Further vectorization of the updated original message
@fnl took the source code, partially looping. Opportunities remain, moreover, for example,
replacements <- function(splits) if (length(splits$left) > 1) { lapply(1:(length(splits$left)-1), function(i) paste0(splits$left[i], alphabet, splits$right[i+1])) } else { splits$right[1] }
can be revised to make a single paste call based on the recycling of arguments (short vectors are processed until their length matches longer vectors)

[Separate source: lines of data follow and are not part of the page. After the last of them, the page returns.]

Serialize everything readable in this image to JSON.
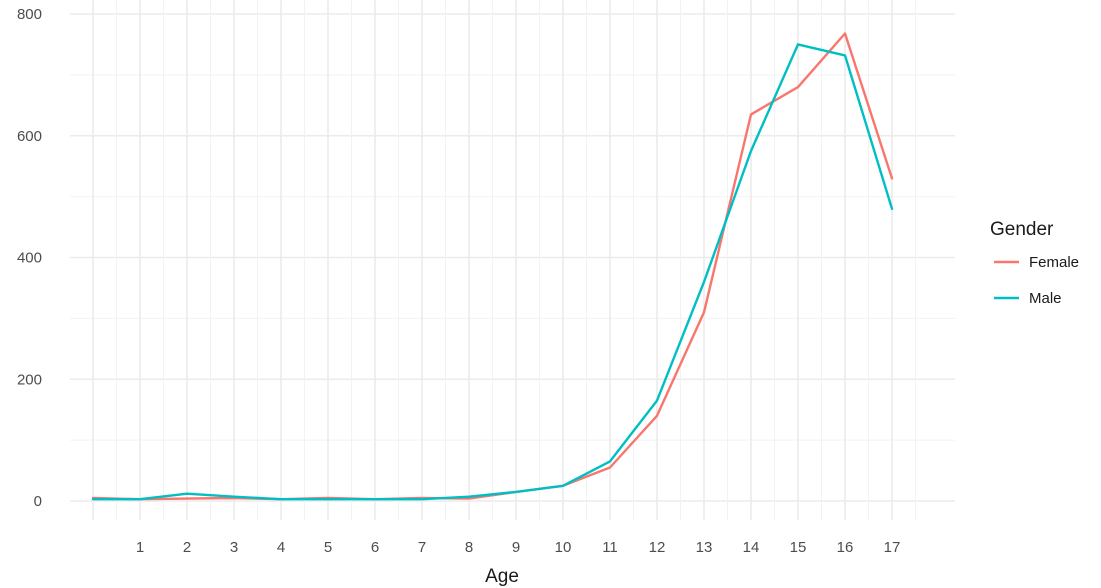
{
  "chart_data": {
    "type": "line",
    "x": [
      0,
      1,
      2,
      3,
      4,
      5,
      6,
      7,
      8,
      9,
      10,
      11,
      12,
      13,
      14,
      15,
      16,
      17
    ],
    "x_tick_labels": [
      "1",
      "2",
      "3",
      "4",
      "5",
      "6",
      "7",
      "8",
      "9",
      "10",
      "11",
      "12",
      "13",
      "14",
      "15",
      "16",
      "17"
    ],
    "y_tick_labels": [
      "0",
      "200",
      "400",
      "600",
      "800"
    ],
    "ylim": [
      0,
      800
    ],
    "xlim": [
      0,
      17
    ],
    "xlabel": "Age",
    "ylabel": "",
    "grid": true,
    "legend": {
      "title": "Gender",
      "position": "right"
    },
    "series": [
      {
        "name": "Female",
        "color": "#F8766D",
        "values": [
          5,
          3,
          4,
          5,
          3,
          5,
          3,
          5,
          4,
          15,
          25,
          55,
          140,
          310,
          635,
          680,
          768,
          530
        ]
      },
      {
        "name": "Male",
        "color": "#00BFC4",
        "values": [
          3,
          3,
          12,
          7,
          3,
          3,
          3,
          3,
          7,
          15,
          25,
          65,
          165,
          360,
          575,
          750,
          732,
          480
        ]
      }
    ]
  }
}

replacements1 <- function(splits) if (length(splits$left) > 1) { len <- length(splits$left) paste0(splits$left[-len], rep(alphabet, each = len - 1), splits$right[-1]) } else { splits$right[1] }
The values are in a different order, but this is not important for the algorithm. Dropping indexes (prefix with -) is potentially more memory efficient. Output like this
deletions1 <- function(splits) if (length(splits$left) > 1) { paste0(splits$left[-length(splits$left)], splits$right[-1]) } else { splits$right[1] } insertions1 <- function(splits) paste0(splits$left, rep(alphabet, each=length(splits$left)), splits$right)
Then we have
edit.1.1 <- function(word) { splits <- binary.splits(word) unique(c(deletions1(splits), transpositions(splits), replacements1(splits), insertions1(splits))) }
with some acceleration
> identical(sort(edit.1("word")), sort(edit.1.1("word"))) [1] TRUE > microbenchmark(edit.1("word"), edit.1.1("word")) Unit: microseconds expr min lq median uq max neval edit.1("word") 354.125 358.7635 362.5260 372.9185 521.337 100 edit.1.1("word") 296.575 298.9830 300.8305 307.3725 369.419 100
The OP indicates that their initial version was 10 times slower than python, and that their initial modifications led to 5x upward speed. We get another 1.2x acceleration, so perhaps the expected performance of the algorithm using R paste0. The next step is to ask if alternative algorithms or implementations are more efficient; in particular, substr can be promising.